A section called “Miscellany” is grab-bag of tracks highlighted by a beautiful version of “Down Where the Drunkards Roll,” one of Richard Thompson’s most stunning songs. Greg Leisz’s pedal steel work on this track is lonesome and lovely; and by “Meet the Wainwrights,” that features Loudon with Lucy, Suzzy, Martha, Rufus and Sloan singing about their relationships with him.

Mike Regenstreif & Loudon Wainwright III (2015)
A short section called “Hollywood,” includes a snippet of an interview with Liza Minelli, in which she remembers “little Loudon, the kid next door,” her childhood neighbor, as well as “Hollywood Hopeful,” a 1975 song describing Loudon’s attempt to break in as an actor, and “Valley Morning,” a song he wrote from Judd Apatow’s film “Knocked Up.”

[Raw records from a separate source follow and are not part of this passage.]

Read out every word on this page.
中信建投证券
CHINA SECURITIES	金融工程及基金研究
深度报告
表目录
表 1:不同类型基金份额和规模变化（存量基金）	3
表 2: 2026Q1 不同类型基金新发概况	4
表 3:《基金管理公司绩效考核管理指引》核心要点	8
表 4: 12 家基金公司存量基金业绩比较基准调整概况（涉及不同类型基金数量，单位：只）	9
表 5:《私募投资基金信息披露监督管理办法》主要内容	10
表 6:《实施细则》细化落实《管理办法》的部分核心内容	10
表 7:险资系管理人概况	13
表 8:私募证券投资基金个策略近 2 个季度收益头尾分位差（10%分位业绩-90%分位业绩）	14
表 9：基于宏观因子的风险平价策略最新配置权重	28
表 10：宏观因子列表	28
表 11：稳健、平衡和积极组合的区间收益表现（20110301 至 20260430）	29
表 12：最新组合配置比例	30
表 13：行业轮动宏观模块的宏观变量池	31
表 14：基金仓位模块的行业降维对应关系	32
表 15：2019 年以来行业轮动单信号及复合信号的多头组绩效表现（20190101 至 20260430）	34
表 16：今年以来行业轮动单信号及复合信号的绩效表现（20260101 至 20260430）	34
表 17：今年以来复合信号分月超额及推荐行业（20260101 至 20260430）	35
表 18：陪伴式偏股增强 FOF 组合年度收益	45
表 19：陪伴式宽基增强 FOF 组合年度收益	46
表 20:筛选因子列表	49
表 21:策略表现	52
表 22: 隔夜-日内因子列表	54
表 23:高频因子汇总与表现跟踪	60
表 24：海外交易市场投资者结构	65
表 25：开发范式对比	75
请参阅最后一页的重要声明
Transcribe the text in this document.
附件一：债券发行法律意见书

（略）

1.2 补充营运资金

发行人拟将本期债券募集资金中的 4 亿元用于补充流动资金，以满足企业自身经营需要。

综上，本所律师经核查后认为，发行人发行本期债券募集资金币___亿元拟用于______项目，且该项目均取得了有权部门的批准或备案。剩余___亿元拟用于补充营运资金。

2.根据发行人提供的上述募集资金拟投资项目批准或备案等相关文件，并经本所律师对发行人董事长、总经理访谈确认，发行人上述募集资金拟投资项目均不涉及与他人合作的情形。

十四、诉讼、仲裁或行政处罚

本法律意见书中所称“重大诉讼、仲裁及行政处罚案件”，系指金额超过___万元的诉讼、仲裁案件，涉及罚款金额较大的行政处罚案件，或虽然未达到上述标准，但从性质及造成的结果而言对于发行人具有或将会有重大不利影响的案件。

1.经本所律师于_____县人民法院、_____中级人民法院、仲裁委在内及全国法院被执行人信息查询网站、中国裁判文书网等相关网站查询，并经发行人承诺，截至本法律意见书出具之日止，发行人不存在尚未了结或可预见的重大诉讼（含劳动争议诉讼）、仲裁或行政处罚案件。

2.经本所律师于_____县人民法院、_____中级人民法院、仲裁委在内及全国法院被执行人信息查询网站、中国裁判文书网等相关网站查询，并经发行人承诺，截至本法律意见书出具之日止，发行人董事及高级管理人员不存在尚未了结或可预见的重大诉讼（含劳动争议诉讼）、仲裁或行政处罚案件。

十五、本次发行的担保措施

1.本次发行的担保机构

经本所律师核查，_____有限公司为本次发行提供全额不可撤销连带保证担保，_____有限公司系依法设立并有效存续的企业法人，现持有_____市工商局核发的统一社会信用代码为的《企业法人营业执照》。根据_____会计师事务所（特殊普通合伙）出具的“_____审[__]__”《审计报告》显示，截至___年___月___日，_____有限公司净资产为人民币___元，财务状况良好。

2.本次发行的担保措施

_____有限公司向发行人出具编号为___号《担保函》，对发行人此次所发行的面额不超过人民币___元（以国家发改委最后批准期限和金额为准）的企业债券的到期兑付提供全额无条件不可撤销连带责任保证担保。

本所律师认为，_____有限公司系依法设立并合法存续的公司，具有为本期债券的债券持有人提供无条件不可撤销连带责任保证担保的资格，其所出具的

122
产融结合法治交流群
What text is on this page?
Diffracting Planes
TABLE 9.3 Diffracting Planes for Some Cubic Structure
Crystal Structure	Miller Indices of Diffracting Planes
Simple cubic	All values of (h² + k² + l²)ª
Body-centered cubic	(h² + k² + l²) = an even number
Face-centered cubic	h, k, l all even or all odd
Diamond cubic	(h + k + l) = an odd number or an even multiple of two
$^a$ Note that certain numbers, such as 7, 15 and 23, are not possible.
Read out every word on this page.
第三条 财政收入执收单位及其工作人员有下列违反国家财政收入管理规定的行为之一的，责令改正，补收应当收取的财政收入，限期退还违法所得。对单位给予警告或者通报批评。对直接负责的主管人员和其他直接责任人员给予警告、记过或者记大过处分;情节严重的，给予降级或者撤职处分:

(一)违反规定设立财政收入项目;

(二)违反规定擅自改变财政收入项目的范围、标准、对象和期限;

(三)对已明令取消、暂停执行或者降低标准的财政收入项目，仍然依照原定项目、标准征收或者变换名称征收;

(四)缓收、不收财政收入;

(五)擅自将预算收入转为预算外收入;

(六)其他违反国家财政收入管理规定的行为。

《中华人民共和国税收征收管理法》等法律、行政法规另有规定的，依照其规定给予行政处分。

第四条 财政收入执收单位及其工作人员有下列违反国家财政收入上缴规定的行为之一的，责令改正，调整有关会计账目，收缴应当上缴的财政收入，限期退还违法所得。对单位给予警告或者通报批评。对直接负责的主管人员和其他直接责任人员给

The final section, “The Big Picture,” kicks off with the hilarious “God’s Got a Shit List,” which you probably won’t be hearing in the radio anytime soon, and finishes with the equally hilarious and equally radio-inappropriate “Birthday Boy,” an a cappella song on which Loudon celebrates his birthday and himself.

Years in the Making might not be the best introduction for someone hearing Loudon for the first time. But it’s a terrific addition to his discography for those of us who have listened to and enjoyed his work over the past (almost) five decades (or parts thereof).